Где я? Как я сюда попала? Что мне делать? Как вернуться обратно? Неужели я … умерла?

Вспомнились слова Майка из его прощального послания. Он говорил, что я исчезла. Именно исчезла, а не умерла. И я чувствовала себя живой. Или же хотела чувствовать. Как будто было достаточно одного желания.

Я огляделась. Стол, стул и небольшая кровать – это все, что было в этой комнате. Если не считать ещё одного предмета, лежавшего на столе, который я сразу узнала. Ведь мой дневник выглядел точно также. Но, в отличии от моего, этот был совершенно пустым. Эта запись оказалась первой, а привычные даты и точное время пришлось сменить на малоинформативную нумерацию, начиная с первого дня.

Находиться в этой комнате было непривычно. Воздух ощущался менее плотным и разреженным. Совсем, как в горах, когда мы в детстве с родителями ездили в Италию на каникулы. Но, на удивление, дышать было легко, разве что, мне показалось, что я стала чаще вдыхать. Пространство вокруг, если хорошенько присмотреться, подергивало, едва заметной рябью, как будто оно состояло из небольших углублений или неведомая и непонятная сила посылала по нему волны, как ветер, тревожа поверхность озера. Я прислушалась. От окружающей тишины сделалось жутко и руки непроизвольно покрылись мурашками. Мне стало страшно. Признаюсь, что на некоторое время я впала в истерику и поддалась бесконтрольным рыданиям. Я жалела себя и проклинала свою судьбу, молотила кулаками о столешницу до кровоподтеков, боль от которых я почувствовала много позже. Наверное, я даже кричала, срывая горло до болезненных хрипов. Обессилив, я осела на пол, который чуть деформировался под моим весом, словно я сидела на жестком батуте. Я не сразу заметила его подобную особенность. А, может, она проявлялась только в том конкретном месте.

Понемногу я успокоилась. Закрыв глаза, глубоко вздохнула. В голове возник образ Криса, каким я запомнила его в нашу последнюю встречу: светло-русые волосы, по-небрежному слегка взлохмаченные, милая полуулыбка, любимые голубые глаза. Я невольно улыбнулась. Снова открыв глаза, я посмотрела в окно. Свечение за ним вместо розового стало голубовато-лиловым, и я почувствовала, что меня буквально притягивает к нему. Не в силах ему сопротивляться, я медленно встала и, чуть пошатнувшись на месте, подошла ближе. То, что я там увидела, я списываю на галлюцинацию от моего шокового состояния.

Я увидела Криса.
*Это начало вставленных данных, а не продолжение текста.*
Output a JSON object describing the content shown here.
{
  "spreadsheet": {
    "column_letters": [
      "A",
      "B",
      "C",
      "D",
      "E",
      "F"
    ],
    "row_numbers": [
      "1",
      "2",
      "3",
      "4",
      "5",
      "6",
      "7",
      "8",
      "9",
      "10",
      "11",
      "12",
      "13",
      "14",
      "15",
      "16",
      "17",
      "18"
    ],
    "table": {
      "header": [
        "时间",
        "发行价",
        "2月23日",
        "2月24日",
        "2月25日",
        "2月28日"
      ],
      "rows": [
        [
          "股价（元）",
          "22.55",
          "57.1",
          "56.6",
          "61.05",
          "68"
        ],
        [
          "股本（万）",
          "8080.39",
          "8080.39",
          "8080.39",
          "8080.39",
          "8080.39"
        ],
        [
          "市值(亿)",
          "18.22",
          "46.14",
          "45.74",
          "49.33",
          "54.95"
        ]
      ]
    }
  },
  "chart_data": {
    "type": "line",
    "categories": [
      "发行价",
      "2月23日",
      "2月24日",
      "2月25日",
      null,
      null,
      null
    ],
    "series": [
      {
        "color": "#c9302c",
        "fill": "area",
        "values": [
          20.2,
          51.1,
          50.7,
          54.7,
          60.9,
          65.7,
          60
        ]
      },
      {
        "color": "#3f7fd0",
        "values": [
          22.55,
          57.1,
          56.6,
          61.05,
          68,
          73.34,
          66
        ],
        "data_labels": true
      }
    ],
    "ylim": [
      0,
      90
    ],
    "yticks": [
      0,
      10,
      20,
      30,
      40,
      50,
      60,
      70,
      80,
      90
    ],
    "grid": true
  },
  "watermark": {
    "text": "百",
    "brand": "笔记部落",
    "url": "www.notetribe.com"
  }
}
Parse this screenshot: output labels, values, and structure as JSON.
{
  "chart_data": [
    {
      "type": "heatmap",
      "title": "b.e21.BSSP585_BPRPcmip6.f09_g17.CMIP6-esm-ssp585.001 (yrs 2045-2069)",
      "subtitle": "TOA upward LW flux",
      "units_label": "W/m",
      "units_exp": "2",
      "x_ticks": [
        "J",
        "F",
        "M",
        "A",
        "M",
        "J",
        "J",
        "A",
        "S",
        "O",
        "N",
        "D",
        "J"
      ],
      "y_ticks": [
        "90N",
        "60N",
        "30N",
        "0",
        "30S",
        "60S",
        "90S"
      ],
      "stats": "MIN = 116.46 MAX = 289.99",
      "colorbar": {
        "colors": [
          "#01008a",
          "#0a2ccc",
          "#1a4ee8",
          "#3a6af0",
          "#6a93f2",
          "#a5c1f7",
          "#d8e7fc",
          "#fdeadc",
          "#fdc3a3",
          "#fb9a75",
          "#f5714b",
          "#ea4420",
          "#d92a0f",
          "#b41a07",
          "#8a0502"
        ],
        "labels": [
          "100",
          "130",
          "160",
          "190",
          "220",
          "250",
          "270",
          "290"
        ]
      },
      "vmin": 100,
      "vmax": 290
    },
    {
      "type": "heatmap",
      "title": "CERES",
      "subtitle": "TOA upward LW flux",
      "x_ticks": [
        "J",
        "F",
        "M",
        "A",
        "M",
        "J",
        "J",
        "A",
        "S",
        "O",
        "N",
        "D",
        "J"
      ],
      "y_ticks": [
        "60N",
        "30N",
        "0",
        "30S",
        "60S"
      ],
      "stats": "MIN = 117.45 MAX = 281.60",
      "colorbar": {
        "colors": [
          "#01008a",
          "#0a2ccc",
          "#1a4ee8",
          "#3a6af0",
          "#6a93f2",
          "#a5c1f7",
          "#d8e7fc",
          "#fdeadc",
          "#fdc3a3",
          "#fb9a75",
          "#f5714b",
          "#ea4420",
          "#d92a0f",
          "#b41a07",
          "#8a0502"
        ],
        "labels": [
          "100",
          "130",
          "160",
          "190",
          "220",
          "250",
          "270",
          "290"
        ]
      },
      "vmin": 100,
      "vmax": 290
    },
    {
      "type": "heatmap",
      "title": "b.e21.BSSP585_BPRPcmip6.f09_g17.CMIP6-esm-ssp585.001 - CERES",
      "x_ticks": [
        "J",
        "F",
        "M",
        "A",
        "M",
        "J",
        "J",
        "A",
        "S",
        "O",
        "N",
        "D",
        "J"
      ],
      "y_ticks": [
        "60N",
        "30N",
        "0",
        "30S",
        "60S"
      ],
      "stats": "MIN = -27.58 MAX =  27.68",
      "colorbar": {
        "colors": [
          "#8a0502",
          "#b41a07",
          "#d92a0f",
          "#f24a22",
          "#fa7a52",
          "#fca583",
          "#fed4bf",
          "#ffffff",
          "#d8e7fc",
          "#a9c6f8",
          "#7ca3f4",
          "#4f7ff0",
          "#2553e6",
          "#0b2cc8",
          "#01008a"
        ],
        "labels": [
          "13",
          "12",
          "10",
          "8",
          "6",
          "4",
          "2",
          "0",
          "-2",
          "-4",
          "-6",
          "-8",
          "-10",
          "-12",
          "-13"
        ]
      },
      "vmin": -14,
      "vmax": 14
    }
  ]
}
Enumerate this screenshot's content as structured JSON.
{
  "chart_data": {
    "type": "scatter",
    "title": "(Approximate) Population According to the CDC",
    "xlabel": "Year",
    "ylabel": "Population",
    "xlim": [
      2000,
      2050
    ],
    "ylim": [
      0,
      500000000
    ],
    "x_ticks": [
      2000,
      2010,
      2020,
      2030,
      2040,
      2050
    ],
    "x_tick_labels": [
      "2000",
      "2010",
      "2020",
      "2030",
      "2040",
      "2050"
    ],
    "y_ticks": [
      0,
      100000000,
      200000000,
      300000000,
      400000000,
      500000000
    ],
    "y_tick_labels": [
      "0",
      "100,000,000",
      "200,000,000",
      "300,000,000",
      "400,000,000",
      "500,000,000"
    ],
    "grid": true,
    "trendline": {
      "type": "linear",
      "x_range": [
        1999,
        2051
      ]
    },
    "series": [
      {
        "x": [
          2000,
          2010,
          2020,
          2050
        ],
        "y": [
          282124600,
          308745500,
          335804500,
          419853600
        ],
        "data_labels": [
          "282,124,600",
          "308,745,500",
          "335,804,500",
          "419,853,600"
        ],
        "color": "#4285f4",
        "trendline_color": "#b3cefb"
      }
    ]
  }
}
Он был в какой-то комнате и сидел в кресле. Фонарь за окном отбрасывал на пол слабые блики, но в целом комната утопала во мраке. По позе Криса было понятно, что он спал: голова была чуть наклонена набок, руки расслабленно покоились на подлокотниках кресла, а тело иногда вздрагивало, словно он на какое-то время, просыпался, но ту же засыпал по-новой. Возле его ног стояла бутылка с какой-то темной жидкостью на дне, а рядом с ней, перевёрнутым, лежал пустой стакан.

Даже во сне его лицо выглядело встревоженным и нахмуренным. Хотелось дотронуться до него, чтобы разгладить морщину, залёгшую посередине его переносицы.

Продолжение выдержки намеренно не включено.